Last week, Ed brought brought us the story of the administrative drama currently plaguing Alcohol, Tobacco, Firearms and Explosives agent John Dodson in the endeavor to publish his personal account of his experiences in blowing the whistle on Operation Fast and Furious, the not-botched ATF operation in which the Obama administration pressed American gun dealers into selling thousands of weapons to Mexican narcotraffickers. Evidently, the Department of Justice was not entirely keen on the idea of Dodson writing a tell-all on the behind-the-scenes circumstances of the operation’s fallout, because they announced their intention to block his book’s publication due to some clearly made-up reasons about the possibilities for negatively affecting the agency’s “morale,” or something.
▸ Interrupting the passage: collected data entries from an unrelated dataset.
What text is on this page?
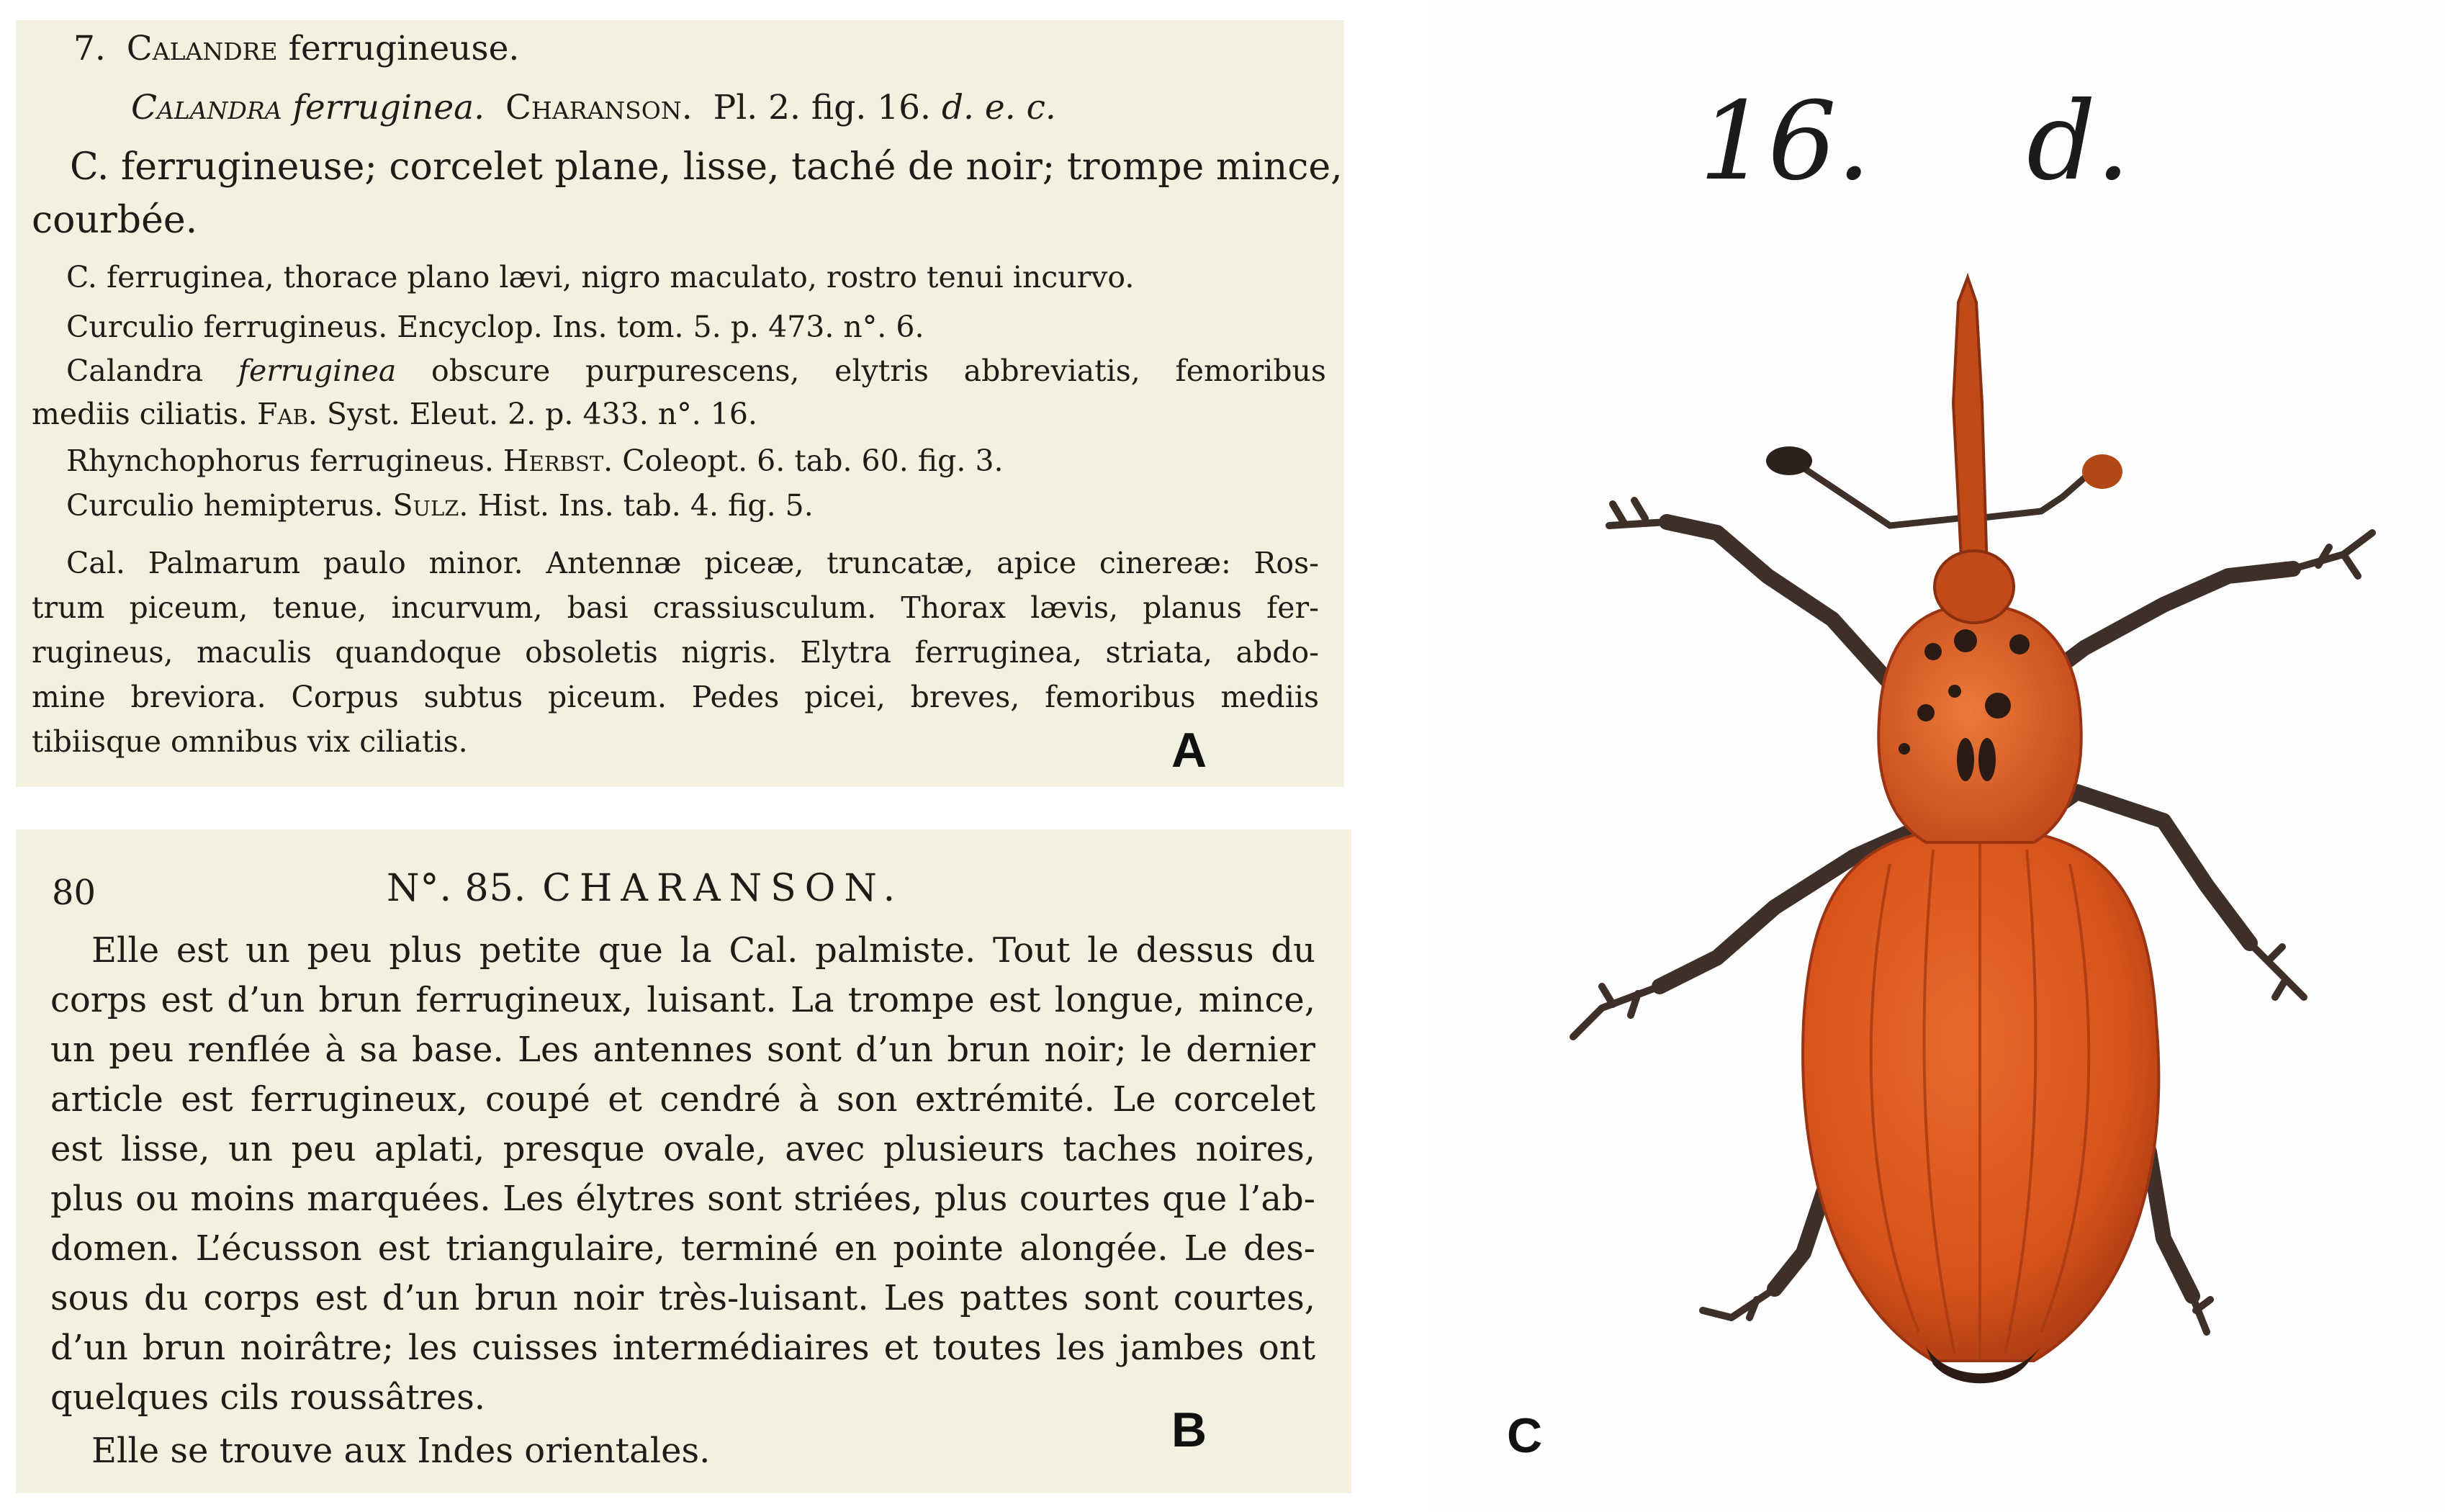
7. Calandre ferrugineuse.
Calandra ferruginea. Charanson. Pl. 2. fig. 16. d. e. c.
C. ferrugineuse; corcelet plane, lisse, taché de noir; trompe mince,
courbée.
C. ferruginea, thorace plano lævi, nigro maculato, rostro tenui incurvo.
Curculio ferrugineus. Encyclop. Ins. tom. 5. p. 473. n°. 6.
Calandra ferruginea obscure purpurescens, elytris abbreviatis, femoribus
mediis ciliatis. Fab. Syst. Eleut. 2. p. 433. n°. 16.
Rhynchophorus ferrugineus. Herbst. Coleopt. 6. tab. 60. fig. 3.
Curculio hemipterus. Sulz. Hist. Ins. tab. 4. fig. 5.
Cal. Palmarum paulo minor. Antennæ piceæ, truncatæ, apice cinereæ: Ros-
trum piceum, tenue, incurvum, basi crassiusculum. Thorax lævis, planus fer-
rugineus, maculis quandoque obsoletis nigris. Elytra ferruginea, striata, abdo-
mine breviora. Corpus subtus piceum. Pedes picei, breves, femoribus mediis
tibiisque omnibus vix ciliatis.	A
80	N°. 85. CHARANSON.
Elle est un peu plus petite que la Cal. palmiste. Tout le dessus du
corps est d’un brun ferrugineux, luisant. La trompe est longue, mince,
un peu renflée à sa base. Les antennes sont d’un brun noir; le dernier
article est ferrugineux, coupé et cendré à son extrémité. Le corcelet
est lisse, un peu aplati, presque ovale, avec plusieurs taches noires,
plus ou moins marquées. Les élytres sont striées, plus courtes que l’ab-
domen. L’écusson est triangulaire, terminé en pointe alongée. Le des-
sous du corps est d’un brun noir très-luisant. Les pattes sont courtes,
d’un brun noirâtre; les cuisses intermédiaires et toutes les jambes ont
quelques cils roussâtres.
Elle se trouve aux Indes orientales.	B
16. d.
C
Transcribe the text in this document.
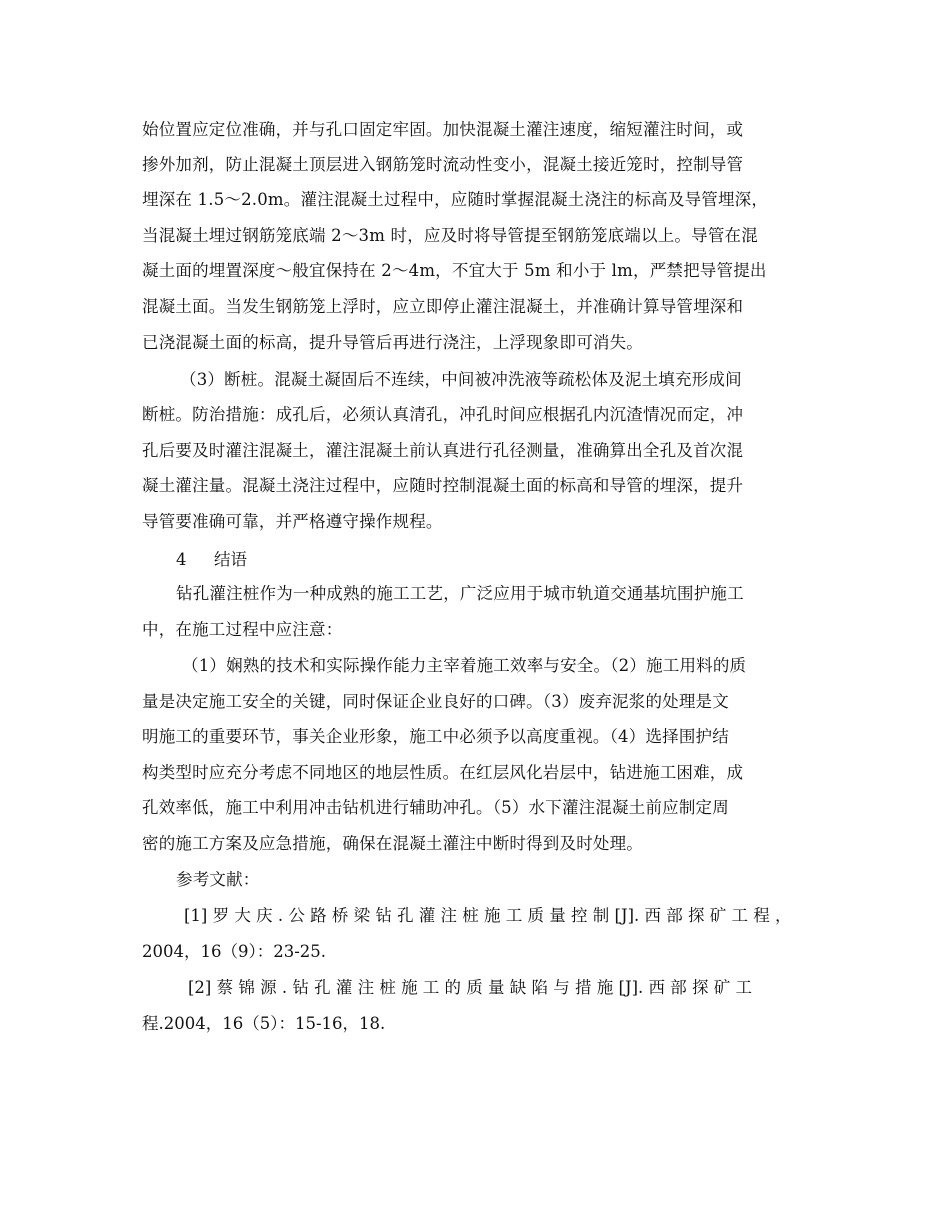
始位置应定位准确，并与孔口固定牢固。加快混凝土灌注速度，缩短灌注时间，或
掺外加剂，防止混凝土顶层进入钢筋笼时流动性变小，混凝土接近笼时，控制导管
埋深在 1.5～2.0m。灌注混凝土过程中，应随时掌握混凝土浇注的标高及导管埋深，
当混凝土埋过钢筋笼底端 2～3m 时，应及时将导管提至钢筋笼底端以上。导管在混
凝土面的埋置深度～般宜保持在 2～4m，不宜大于 5m 和小于 lm，严禁把导管提出
混凝土面。当发生钢筋笼上浮时，应立即停止灌注混凝土，并准确计算导管埋深和
已浇混凝土面的标高，提升导管后再进行浇注，上浮现象即可消失。
（3）断桩。混凝土凝固后不连续，中间被冲洗液等疏松体及泥土填充形成间
断桩。防治措施：成孔后，必须认真清孔，冲孔时间应根据孔内沉渣情况而定，冲
孔后要及时灌注混凝土，灌注混凝土前认真进行孔径测量，准确算出全孔及首次混
凝土灌注量。混凝土浇注过程中，应随时控制混凝土面的标高和导管的埋深，提升
导管要准确可靠，并严格遵守操作规程。
4 结语
钻孔灌注桩作为一种成熟的施工工艺，广泛应用于城市轨道交通基坑围护施工
中，在施工过程中应注意：
（1）娴熟的技术和实际操作能力主宰着施工效率与安全。（2）施工用料的质
量是决定施工安全的关键，同时保证企业良好的口碑。（3）废弃泥浆的处理是文
明施工的重要环节，事关企业形象，施工中必须予以高度重视。（4）选择围护结
构类型时应充分考虑不同地区的地层性质。在红层风化岩层中，钻进施工困难，成
孔效率低，施工中利用冲击钻机进行辅助冲孔。（5）水下灌注混凝土前应制定周
密的施工方案及应急措施，确保在混凝土灌注中断时得到及时处理。
参考文献：
[1] 罗 大 庆 . 公 路 桥 梁 钻 孔 灌 注 桩 施 工 质 量 控 制 [J]. 西 部 探 矿 工 程 ，
2004，16（9）：23-25.
[2] 蔡 锦 源 . 钻 孔 灌 注 桩 施 工 的 质 量 缺 陷 与 措 施 [J]. 西 部 探 矿 工
程.2004，16（5）：15-16，18.
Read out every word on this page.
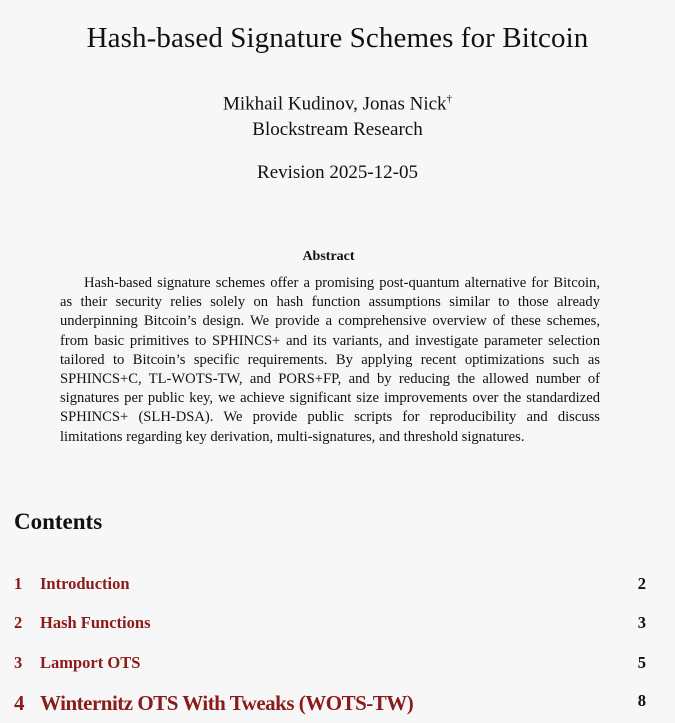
Hash-based Signature Schemes for Bitcoin
Mikhail Kudinov, Jonas Nick†
Blockstream Research
Revision 2025-12-05
Abstract
Hash-based signature schemes offer a promising post-quantum alternative for Bitcoin, as their security relies solely on hash function assumptions similar to those already underpinning Bitcoin’s design. We provide a comprehensive overview of these schemes, from basic primitives to SPHINCS+ and its variants, and investigate parameter selection tailored to Bitcoin’s specific requirements. By applying recent optimizations such as SPHINCS+C, TL-WOTS-TW, and PORS+FP, and by reducing the allowed number of signatures per public key, we achieve significant size improvements over the standardized SPHINCS+ (SLH-DSA). We provide public scripts for reproducibility and discuss limitations regarding key derivation, multi-signatures, and threshold signatures.
Contents
1 Introduction	2
2 Hash Functions	3
3 Lamport OTS	5
4 Winternitz OTS With Tweaks (WOTS-TW)	8
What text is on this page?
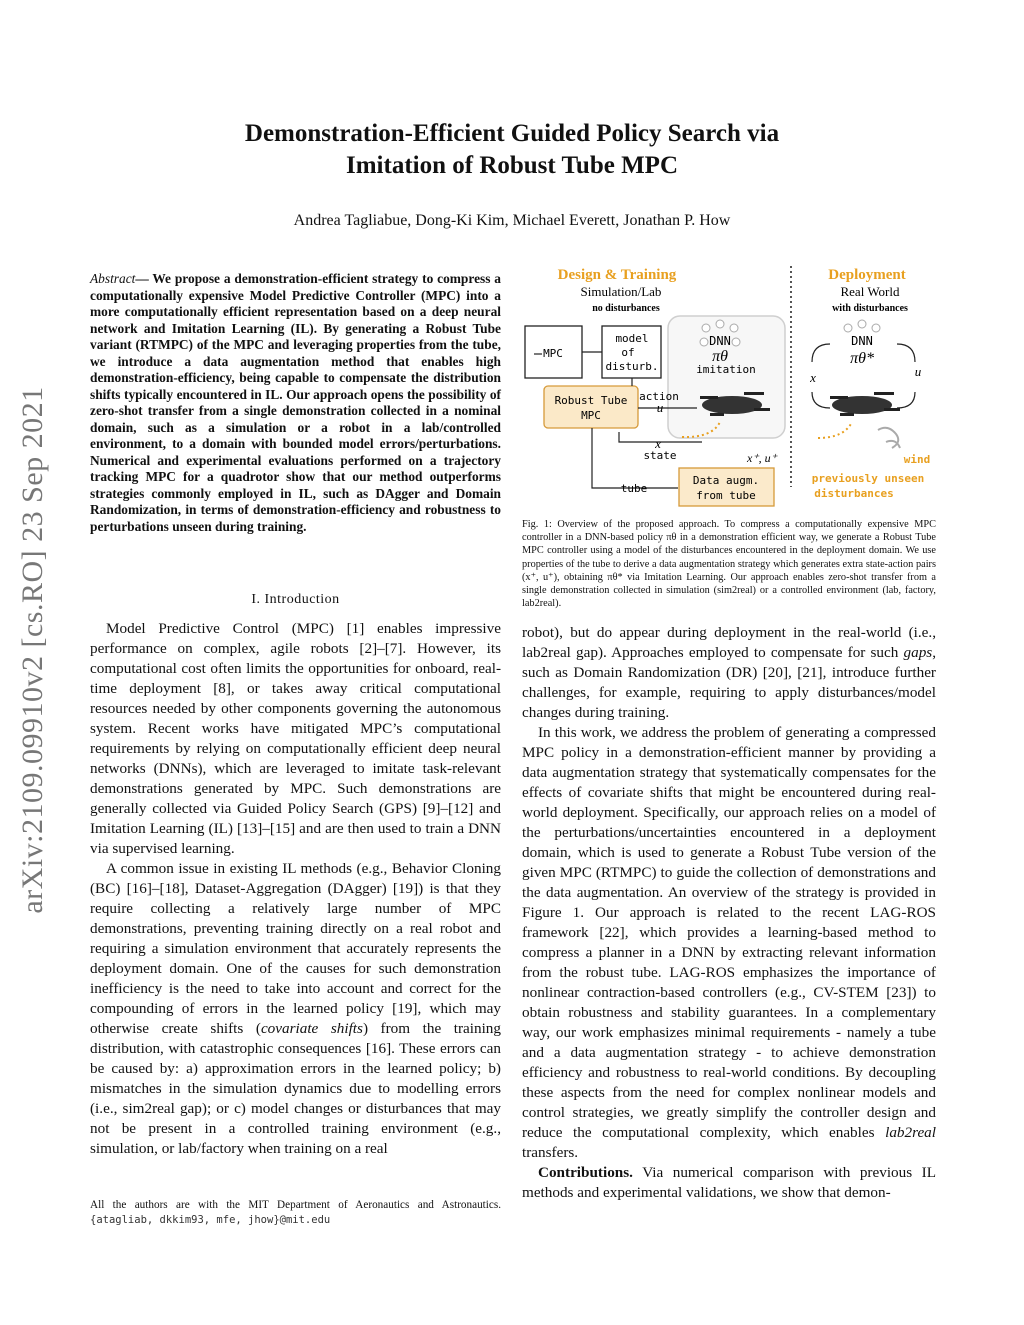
Demonstration-Efficient Guided Policy Search via
Imitation of Robust Tube MPC
Andrea Tagliabue, Dong-Ki Kim, Michael Everett, Jonathan P. How
arXiv:2109.09910v2 [cs.RO] 23 Sep 2021
Abstract— We propose a demonstration-efficient strategy to compress a computationally expensive Model Predictive Controller (MPC) into a more computationally efficient representation based on a deep neural network and Imitation Learning (IL). By generating a Robust Tube variant (RTMPC) of the MPC and leveraging properties from the tube, we introduce a data augmentation method that enables high demonstration-efficiency, being capable to compensate the distribution shifts typically encountered in IL. Our approach opens the possibility of zero-shot transfer from a single demonstration collected in a nominal domain, such as a simulation or a robot in a lab/controlled environment, to a domain with bounded model errors/perturbations. Numerical and experimental evaluations performed on a trajectory tracking MPC for a quadrotor show that our method outperforms strategies commonly employed in IL, such as DAgger and Domain Randomization, in terms of demonstration-efficiency and robustness to perturbations unseen during training.
I. Introduction

Model Predictive Control (MPC) [1] enables impressive performance on complex, agile robots [2]–[7]. However, its computational cost often limits the opportunities for onboard, real-time deployment [8], or takes away critical computational resources needed by other components governing the autonomous system. Recent works have mitigated MPC’s computational requirements by relying on computationally efficient deep neural networks (DNNs), which are leveraged to imitate task-relevant demonstrations generated by MPC. Such demonstrations are generally collected via Guided Policy Search (GPS) [9]–[12] and Imitation Learning (IL) [13]–[15] and are then used to train a DNN via supervised learning.

A common issue in existing IL methods (e.g., Behavior Cloning (BC) [16]–[18], Dataset-Aggregation (DAgger) [19]) is that they require collecting a relatively large number of MPC demonstrations, preventing training directly on a real robot and requiring a simulation environment that accurately represents the deployment domain. One of the causes for such demonstration inefficiency is the need to take into account and correct for the compounding of errors in the learned policy [19], which may otherwise create shifts (covariate shifts) from the training distribution, with catastrophic consequences [16]. These errors can be caused by: a) approximation errors in the learned policy; b) mismatches in the simulation dynamics due to modelling errors (i.e., sim2real gap); or c) model changes or disturbances that may not be present in a controlled training environment (e.g., simulation, or lab/factory when training on a real

All the authors are with the MIT Department of Aeronautics and Astronautics. {atagliab, dkkim93, mfe, jhow}@mit.edu
Design & Training
Simulation/Lab
no disturbances
Deployment
Real World
with disturbances
MPC
model
of
disturb.
DNN
πθ
imitation
Robust Tube
MPC
action
u
x
state
tube
Data augm.
from tube
x⁺, u⁺
DNN
πθ*
x	u
wind
previously unseen
disturbances
Fig. 1: Overview of the proposed approach. To compress a computationally expensive MPC controller in a DNN-based policy πθ in a demonstration efficient way, we generate a Robust Tube MPC controller using a model of the disturbances encountered in the deployment domain. We use properties of the tube to derive a data augmentation strategy which generates extra state-action pairs (x⁺, u⁺), obtaining πθ* via Imitation Learning. Our approach enables zero-shot transfer from a single demonstration collected in simulation (sim2real) or a controlled environment (lab, factory, lab2real).

robot), but do appear during deployment in the real-world (i.e., lab2real gap). Approaches employed to compensate for such gaps, such as Domain Randomization (DR) [20], [21], introduce further challenges, for example, requiring to apply disturbances/model changes during training.

In this work, we address the problem of generating a compressed MPC policy in a demonstration-efficient manner by providing a data augmentation strategy that systematically compensates for the effects of covariate shifts that might be encountered during real-world deployment. Specifically, our approach relies on a model of the perturbations/uncertainties encountered in a deployment domain, which is used to generate a Robust Tube version of the given MPC (RTMPC) to guide the collection of demonstrations and the data augmentation. An overview of the strategy is provided in Figure 1. Our approach is related to the recent LAG-ROS framework [22], which provides a learning-based method to compress a planner in a DNN by extracting relevant information from the robust tube. LAG-ROS emphasizes the importance of nonlinear contraction-based controllers (e.g., CV-STEM [23]) to obtain robustness and stability guarantees. In a complementary way, our work emphasizes minimal requirements - namely a tube and a data augmentation strategy - to achieve demonstration efficiency and robustness to real-world conditions. By decoupling these aspects from the need for complex nonlinear models and control strategies, we greatly simplify the controller design and reduce the computational complexity, which enables lab2real transfers.

Contributions. Via numerical comparison with previous IL methods and experimental validations, we show that demon-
Even the ACLU — the ACLU, for goodness’ sake — saw the DOJ’s farcical excuse for what it was (i.e., a lame First-Amendment violation attempting to cover their own behinds) and announced they would be representing Mr. Dodson in his suit. Now, it looks like the DOJ may be having second thoughts about making a federal case out of Dodson’s book and drawing more attention than necessary to the deadly operation that they would really rather the American public never think on again: Hey, sure we’ll let Dodson publish his book — with just a few conditions, of course.
A federal agent will be allowed to write a book with an insider’s account of Operation Fast and Furious, reversing an earlier government attempt to block publication for “morale” reasons. However, John Dodson, an agent with the Bureau of Alcohol, Tobacco, Firearms and Explosives, won’t be allowed to make money on the book.
A U.S. law enforcement official familiar with the matter says the Justice Department, ATF and the Federal Bureau of Investigation will review Dodson’s manuscript and, after making redactions to protect sensitive law enforcement information, will clear it for publication. However, federal employee guidelines prohibit Dodson and other active agents from making a profit from their work in law enforcement, the official said. …
In an October 8 interview with Chris Cuomo, host of CNN’s “New Day,” Dodson rejected the claims about morale or about the ATF’s relationship with other agencies. “I think what happened, what we were doing, what the agency was doing, the Phoenix field division, the operation itself, I think that is what is harmful for morale,” Dodson said. “I think that is what is a detriment — to not only our relationship with other federal agencies, but our relationship with the American people and their trust in us.”
If the DOJ really wants to enforce the rules about active employees making a profit off of their work, then fine, but I have the gravest doubts that the DOJ personally redacting his story is going to be much of an improvement over simply banning the book’s publication altogether; Dodson has already clarified that he isn’t looking to reveal any sensitive information about ongoing operations, and I have a funny feeling that they’ll probably still rely on that utterly silly “morale” excuse as a major editing guideline.
I suppose we can only conclude that it isn’t for nothing that the Department of Justice is still actively stonewalling Congress on turning over thousands of documents that would shed more light on what can most generously be interpreted as the Obama administration’s willful and lethal negligence. Hmmm.